Но когда я, войдя в кабинет, увидел ее, мой язык сам решил все проблемы:
— Наталья Николаевна, у меня некоторые затруднения — мне необходимо больше агитационных листовок.
Я не успел даже удивиться рефлекторно пришедшему соображению, а она — ответить на мою просьбу, ибо моментально в кабинете материализовался некий человек, одетый в черный дорогой костюм, вероятнее всего сшитый на заказ. Безо всяких предисловий он обратился ко мне:
— Я знал, что вы примете это решение о листовках.
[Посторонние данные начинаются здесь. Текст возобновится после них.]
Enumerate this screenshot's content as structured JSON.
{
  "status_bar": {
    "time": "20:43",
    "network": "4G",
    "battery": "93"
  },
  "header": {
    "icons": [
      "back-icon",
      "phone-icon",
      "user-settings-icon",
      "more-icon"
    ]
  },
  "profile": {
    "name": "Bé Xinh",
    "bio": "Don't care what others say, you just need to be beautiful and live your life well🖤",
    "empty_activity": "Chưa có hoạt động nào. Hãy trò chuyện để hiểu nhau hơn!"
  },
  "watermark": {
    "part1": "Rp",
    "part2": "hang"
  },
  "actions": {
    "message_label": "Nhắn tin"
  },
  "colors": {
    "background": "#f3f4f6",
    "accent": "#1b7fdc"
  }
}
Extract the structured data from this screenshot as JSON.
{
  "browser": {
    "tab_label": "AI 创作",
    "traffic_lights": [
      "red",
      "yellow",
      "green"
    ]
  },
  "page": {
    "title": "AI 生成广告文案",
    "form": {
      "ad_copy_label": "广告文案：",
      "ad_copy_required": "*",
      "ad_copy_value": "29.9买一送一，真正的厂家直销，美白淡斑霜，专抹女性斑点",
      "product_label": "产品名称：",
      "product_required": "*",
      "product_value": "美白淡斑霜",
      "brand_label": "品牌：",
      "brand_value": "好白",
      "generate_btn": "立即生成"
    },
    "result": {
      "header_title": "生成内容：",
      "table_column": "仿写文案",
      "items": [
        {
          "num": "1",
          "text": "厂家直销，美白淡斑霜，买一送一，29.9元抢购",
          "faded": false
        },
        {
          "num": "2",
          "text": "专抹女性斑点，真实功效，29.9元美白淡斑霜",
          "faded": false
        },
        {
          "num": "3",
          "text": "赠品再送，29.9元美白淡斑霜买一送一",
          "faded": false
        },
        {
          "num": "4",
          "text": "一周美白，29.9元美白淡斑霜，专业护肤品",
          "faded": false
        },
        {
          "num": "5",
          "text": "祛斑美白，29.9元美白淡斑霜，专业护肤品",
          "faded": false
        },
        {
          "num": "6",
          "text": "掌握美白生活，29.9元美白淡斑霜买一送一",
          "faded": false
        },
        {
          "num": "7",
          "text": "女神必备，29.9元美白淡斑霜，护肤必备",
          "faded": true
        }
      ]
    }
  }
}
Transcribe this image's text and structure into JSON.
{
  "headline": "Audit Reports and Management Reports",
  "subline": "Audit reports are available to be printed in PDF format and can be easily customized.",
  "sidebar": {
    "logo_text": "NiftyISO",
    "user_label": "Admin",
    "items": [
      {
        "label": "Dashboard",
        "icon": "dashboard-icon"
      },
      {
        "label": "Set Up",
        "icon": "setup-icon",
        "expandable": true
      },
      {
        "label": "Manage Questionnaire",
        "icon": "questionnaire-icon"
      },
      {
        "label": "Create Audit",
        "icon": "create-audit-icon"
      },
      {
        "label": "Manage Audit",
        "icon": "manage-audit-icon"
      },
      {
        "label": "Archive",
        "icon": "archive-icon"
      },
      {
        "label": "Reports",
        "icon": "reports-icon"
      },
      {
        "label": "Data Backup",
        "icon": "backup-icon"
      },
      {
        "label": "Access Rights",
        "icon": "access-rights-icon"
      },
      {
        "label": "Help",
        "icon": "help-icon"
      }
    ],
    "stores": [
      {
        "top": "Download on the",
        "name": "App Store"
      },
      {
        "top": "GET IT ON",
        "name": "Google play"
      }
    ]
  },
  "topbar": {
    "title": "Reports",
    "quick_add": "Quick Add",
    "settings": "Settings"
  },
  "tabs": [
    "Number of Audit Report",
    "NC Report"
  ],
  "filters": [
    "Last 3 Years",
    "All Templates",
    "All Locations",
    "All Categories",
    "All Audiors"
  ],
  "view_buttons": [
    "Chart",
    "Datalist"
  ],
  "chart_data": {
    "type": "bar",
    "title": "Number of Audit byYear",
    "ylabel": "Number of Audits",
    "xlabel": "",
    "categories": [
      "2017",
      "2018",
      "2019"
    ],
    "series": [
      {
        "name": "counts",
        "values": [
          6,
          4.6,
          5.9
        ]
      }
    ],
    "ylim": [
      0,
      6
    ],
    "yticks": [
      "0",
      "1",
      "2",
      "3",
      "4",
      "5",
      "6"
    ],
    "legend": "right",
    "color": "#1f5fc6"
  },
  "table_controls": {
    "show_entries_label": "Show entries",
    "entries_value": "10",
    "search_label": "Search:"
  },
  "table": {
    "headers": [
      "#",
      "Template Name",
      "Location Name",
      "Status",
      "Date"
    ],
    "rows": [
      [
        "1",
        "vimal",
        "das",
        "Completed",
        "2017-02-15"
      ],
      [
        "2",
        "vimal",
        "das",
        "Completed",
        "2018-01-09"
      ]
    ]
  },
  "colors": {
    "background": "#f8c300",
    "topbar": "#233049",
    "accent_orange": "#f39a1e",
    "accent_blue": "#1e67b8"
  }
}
Мы целый день наблюдали за вашими действиями и теперь стало ясно, что вы нам подходите.
Столь неожиданное вторжение выбило из колеи не только меня и секретаршу (опять забыл, как ее зовут), но и все предметы в комнате, которые наблюдали за нами. Некоторые из них от неожиданности самоуничтожились — три цветочных горшка упали на пол с подоконника и раскололись, а люстра выплюнула лампу прямо в центр пола, превратив ее в острое сахарное пятно.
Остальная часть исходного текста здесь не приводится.